Une fois passée la disparition de l’inoubliable Elizabeth Taylor, il fallait bien se dire que puisqu’ « à tout malheur quelque chose est bon », l’hommage à la belle pouvait être une excellente excuse pour se replonger avec malice dans les méandres psychologiques de Tennessee Williams. On garderait alors, dans un coin de son esprit, l’image dramatique, sensuelle, la pose toujours affaiblie, mais jamais vaincue de celle qui incarna la Maggie de « La chatte sur un toit brûlant » ainsi que la Catherine de « Soudain l’été dernier ». Oui, à tout malheur quelque chose est bon.
Dans « Soudain l’été dernier », Catherine, cousine de Sebastian, assiste à la mort de ce-dernier à la suite de circonstances suffisamment troubles pour que Madame Venable – mère de Sebastian – soit prête à tout pour empêcher la révélation de pratique ayant conduit, directement ou indirectement, à la mort de son fils ; soyons concrets, c’est à une lobotomie qu’elle destine Catherine. Qu’importe si cette dernière dit la vérité, pour Madame Venable l’important est qu’ « après l’opération, qui osera encore la croire [Catherine] ? ». Tante 1 – Nièce 0.
Traversent tour à tour ce portrait – d’une lucidité torve – de l’esprit du Sud Américain les thématiques de l’homophobie, du « rang », du racisme, de la vénalité, une vision égoïste de l’hagiographie familiale dont l’amour aveugle – et qui veut bien être aveugle – justifie tout. Mais ce foisonnement de réflexions mériterait bien plus que cette courte et imparfaite « critique »... Foin de généralités donc, venons-en aux deux points qui ont frappé l’auteur de ces lignes à la lecture de l’œuvre :
Premièrement, Tennessee Williams joue admirablement avec l’ambivalence « dit/non dit ». En peignant cette microsociété inconsciente de la portée de ses jugements et de ses actes, Tennessee Williams slalome avec habileté entre les piquets de l’individuel et du collectif par la dualité « absence/présence du langage », « dit/non dit », « vulgarité/bienséance ». La famille Holly (celle de la mère de Catherine et de son benêt de frère, Georges) est caractérisée par l’incapacité de taire les choses, ce qui la rend au pire vulgaire, au mieux incontrôlable ; la famille Venable, elle, se caractérise par sa propension à les taire où à les enrober de manière à les rendre acceptables. Mais en réalité, les deux sont aussi méprisables, et font montre des mêmes bas instincts (argent), des mêmes caprices (qui se matérialisent par une boisson de drugstore pour l’un, par un daïqiri pour l’autre), des mêmes radotages : l’hagiographie de son fils par Madame Venable contrecarre les « radotages » de Catherine sur les circonstances troubles de la disparition de ce très cher Sebastian.

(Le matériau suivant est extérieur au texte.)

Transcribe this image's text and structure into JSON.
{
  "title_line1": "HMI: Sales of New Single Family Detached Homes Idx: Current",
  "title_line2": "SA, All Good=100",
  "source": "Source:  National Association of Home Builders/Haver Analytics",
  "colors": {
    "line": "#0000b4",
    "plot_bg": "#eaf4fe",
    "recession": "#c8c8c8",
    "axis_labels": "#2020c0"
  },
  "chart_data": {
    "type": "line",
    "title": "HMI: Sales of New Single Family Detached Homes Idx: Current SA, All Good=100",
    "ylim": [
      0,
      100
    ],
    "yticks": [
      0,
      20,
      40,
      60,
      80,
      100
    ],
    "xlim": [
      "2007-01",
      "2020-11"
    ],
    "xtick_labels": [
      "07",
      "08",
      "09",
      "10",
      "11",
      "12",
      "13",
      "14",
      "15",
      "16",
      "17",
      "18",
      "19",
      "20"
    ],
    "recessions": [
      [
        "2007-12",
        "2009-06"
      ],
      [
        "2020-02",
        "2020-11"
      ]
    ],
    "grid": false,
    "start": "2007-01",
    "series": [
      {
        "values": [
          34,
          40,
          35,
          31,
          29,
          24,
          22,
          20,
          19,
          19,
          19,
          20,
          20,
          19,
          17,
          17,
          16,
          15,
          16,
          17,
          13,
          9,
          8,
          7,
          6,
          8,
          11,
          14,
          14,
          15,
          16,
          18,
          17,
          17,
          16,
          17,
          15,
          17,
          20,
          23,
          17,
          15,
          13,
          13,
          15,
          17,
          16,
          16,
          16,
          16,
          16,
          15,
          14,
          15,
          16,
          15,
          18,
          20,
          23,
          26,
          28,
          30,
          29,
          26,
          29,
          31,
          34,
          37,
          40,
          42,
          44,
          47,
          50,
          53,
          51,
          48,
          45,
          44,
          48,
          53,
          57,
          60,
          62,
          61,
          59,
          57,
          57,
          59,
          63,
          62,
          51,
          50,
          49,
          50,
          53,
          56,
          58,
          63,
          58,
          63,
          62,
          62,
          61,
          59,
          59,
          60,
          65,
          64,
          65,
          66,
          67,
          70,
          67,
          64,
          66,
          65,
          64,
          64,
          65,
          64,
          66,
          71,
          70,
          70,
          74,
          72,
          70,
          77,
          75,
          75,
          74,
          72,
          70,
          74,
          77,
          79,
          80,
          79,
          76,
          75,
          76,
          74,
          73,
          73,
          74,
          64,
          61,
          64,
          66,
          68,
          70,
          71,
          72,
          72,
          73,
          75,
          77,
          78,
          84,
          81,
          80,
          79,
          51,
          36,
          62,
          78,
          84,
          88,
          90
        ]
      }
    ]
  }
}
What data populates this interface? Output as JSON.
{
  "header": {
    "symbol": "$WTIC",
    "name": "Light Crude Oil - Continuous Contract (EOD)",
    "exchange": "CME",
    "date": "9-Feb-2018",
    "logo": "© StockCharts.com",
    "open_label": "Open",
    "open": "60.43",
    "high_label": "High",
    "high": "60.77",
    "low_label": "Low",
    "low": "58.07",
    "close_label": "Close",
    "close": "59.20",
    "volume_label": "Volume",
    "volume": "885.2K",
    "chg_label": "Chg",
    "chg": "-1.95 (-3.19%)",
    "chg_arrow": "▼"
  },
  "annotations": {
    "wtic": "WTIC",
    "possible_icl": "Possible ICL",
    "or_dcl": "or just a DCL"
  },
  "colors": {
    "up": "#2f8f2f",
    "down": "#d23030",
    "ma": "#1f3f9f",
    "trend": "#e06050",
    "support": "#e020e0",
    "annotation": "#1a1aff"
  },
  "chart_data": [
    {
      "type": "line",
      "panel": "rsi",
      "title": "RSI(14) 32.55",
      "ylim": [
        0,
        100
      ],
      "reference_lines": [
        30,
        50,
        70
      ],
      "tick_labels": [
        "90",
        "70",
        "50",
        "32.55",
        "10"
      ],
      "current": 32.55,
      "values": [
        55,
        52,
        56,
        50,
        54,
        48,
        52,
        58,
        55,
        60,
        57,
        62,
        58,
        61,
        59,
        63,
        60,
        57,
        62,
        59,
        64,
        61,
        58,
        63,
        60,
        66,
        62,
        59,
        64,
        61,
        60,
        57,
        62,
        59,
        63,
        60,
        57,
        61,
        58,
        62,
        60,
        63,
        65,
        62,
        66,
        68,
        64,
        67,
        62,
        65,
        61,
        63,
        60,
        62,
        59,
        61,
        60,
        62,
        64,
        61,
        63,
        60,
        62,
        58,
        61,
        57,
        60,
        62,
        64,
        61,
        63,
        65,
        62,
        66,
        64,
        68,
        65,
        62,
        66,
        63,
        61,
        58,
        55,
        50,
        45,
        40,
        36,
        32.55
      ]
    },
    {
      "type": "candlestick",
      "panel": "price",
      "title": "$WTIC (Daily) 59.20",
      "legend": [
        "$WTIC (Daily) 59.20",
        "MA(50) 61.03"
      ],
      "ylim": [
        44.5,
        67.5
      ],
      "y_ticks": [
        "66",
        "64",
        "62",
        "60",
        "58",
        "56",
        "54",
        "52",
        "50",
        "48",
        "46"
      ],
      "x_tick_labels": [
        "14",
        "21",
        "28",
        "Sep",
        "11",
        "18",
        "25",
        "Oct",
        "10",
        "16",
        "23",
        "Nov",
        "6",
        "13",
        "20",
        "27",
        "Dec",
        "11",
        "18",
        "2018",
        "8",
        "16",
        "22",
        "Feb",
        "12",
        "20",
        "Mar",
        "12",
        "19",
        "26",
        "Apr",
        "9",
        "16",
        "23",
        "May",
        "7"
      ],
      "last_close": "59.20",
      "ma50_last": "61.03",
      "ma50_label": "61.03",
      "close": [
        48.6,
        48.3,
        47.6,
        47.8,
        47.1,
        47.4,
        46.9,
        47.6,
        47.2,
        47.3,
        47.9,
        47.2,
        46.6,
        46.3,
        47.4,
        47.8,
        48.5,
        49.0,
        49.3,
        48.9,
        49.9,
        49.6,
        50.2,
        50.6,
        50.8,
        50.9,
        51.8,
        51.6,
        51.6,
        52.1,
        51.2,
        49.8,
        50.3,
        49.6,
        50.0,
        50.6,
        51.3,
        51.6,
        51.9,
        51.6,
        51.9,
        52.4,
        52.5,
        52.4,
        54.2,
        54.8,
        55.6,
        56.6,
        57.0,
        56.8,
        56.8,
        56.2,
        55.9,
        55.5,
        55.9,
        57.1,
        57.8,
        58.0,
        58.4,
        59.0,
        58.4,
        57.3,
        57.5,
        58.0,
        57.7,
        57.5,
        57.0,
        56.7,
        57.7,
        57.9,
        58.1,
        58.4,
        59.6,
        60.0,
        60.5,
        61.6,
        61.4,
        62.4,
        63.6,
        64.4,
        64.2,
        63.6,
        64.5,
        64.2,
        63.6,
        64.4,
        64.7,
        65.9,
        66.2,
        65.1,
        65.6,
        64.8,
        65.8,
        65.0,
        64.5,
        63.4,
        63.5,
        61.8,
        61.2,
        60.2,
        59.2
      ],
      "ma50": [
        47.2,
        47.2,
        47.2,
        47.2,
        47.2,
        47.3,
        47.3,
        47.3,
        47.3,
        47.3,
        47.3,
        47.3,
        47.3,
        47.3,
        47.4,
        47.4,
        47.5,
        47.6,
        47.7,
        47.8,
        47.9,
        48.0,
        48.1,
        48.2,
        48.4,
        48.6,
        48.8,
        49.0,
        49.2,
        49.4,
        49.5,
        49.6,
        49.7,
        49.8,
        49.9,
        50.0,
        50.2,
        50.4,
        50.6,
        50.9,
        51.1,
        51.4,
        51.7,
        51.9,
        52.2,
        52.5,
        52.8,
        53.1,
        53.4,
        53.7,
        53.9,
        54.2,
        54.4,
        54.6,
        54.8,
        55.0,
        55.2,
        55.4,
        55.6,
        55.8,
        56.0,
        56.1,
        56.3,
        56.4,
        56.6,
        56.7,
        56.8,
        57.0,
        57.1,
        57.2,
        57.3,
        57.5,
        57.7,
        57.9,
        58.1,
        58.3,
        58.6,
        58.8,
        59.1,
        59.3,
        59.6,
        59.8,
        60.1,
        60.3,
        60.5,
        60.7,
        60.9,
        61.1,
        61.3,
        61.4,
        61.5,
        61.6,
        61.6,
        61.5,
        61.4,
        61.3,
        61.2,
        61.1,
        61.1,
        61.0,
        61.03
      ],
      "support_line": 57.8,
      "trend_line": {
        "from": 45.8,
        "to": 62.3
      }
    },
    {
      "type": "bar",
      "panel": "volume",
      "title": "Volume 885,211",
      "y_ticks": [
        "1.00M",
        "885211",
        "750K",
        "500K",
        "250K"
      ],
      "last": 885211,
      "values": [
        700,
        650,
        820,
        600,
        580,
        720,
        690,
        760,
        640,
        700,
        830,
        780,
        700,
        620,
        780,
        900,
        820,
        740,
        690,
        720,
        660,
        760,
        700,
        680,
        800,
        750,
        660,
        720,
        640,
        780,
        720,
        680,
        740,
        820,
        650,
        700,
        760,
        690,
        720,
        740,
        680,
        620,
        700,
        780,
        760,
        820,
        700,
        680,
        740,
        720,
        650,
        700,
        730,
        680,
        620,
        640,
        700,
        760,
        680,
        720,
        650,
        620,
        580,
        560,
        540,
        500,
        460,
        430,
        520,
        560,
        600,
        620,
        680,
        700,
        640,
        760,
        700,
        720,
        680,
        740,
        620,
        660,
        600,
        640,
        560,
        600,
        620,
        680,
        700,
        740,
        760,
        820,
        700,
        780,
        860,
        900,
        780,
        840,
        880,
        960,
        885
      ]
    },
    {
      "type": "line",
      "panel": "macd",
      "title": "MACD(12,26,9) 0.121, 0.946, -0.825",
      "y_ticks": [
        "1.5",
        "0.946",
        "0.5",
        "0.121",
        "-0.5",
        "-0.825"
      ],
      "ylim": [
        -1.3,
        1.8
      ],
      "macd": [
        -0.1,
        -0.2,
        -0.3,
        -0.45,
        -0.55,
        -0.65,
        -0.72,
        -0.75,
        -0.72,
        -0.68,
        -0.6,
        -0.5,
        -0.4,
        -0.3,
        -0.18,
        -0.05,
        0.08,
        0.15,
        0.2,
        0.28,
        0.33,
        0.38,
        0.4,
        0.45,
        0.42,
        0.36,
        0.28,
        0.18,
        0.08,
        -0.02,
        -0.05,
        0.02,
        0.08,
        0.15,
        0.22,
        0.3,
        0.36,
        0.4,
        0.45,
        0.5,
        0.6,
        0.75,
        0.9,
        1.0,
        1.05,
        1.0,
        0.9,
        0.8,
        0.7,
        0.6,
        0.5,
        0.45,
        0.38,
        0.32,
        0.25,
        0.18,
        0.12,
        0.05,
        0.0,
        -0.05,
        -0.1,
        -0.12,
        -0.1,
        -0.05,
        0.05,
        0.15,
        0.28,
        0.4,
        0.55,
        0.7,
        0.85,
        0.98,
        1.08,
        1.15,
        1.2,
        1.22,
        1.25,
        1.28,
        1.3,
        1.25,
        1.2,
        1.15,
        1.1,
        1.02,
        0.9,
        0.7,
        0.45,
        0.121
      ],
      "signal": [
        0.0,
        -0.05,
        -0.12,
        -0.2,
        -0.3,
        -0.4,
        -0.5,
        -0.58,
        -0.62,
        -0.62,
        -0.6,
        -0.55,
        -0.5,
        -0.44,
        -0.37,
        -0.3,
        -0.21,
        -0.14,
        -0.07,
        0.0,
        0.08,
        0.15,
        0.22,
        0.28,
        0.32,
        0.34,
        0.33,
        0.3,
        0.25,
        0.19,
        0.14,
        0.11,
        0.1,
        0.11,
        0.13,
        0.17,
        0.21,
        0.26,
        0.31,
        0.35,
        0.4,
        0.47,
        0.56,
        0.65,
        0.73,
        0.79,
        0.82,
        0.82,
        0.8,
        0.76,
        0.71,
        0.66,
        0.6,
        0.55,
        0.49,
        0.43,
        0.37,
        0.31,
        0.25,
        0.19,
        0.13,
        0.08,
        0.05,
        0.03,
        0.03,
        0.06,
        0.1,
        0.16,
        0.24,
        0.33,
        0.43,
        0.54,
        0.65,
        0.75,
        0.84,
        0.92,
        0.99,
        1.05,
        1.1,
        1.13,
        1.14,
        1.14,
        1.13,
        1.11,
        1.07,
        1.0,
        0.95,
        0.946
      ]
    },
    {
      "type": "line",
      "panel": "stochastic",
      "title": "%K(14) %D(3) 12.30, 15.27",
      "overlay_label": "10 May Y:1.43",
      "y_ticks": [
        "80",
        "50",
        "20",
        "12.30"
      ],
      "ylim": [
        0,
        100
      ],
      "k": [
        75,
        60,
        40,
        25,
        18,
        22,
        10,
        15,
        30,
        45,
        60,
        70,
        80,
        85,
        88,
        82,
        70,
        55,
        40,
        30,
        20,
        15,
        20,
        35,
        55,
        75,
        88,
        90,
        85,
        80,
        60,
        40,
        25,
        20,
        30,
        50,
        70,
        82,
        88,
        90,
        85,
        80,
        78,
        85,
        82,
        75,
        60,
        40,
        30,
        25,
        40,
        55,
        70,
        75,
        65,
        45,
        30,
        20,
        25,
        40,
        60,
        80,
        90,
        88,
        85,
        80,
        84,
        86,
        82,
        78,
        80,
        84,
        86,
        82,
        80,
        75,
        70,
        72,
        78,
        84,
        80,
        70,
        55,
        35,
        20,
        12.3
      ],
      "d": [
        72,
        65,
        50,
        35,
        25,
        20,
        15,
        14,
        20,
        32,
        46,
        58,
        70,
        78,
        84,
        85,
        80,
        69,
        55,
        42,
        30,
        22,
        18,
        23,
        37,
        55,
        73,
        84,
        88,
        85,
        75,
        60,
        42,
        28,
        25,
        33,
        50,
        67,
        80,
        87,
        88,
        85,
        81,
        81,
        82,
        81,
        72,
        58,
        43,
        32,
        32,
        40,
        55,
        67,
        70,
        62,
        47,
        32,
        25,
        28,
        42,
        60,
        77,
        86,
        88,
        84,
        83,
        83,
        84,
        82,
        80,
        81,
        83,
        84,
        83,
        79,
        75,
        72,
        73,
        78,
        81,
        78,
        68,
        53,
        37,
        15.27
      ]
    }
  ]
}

Quelle que soit la situation symbolique des deux « camps » (les Venable dominants, les Holly quémandeurs), leurs attitudes exhalent une pourriture moite à laquelle la chaleur suffocante de la jungle reconstituée qui sert de décor à la pièce sied à merveille. L’auteur siffle la fin de cette bataille entre le « dit » et le « non dit » sur un immonde match nul. Famille Venable, moins que zéro ; famille Holly, moins que zéro. Sauf Elizabeth Taylor… euh, Catherine pardon, qui tout s’étant fait voler ou briser sa pureté, physiquement et symboliquement, sublime le « dit » et brise les certitudes, quitte à apparaître inacceptable.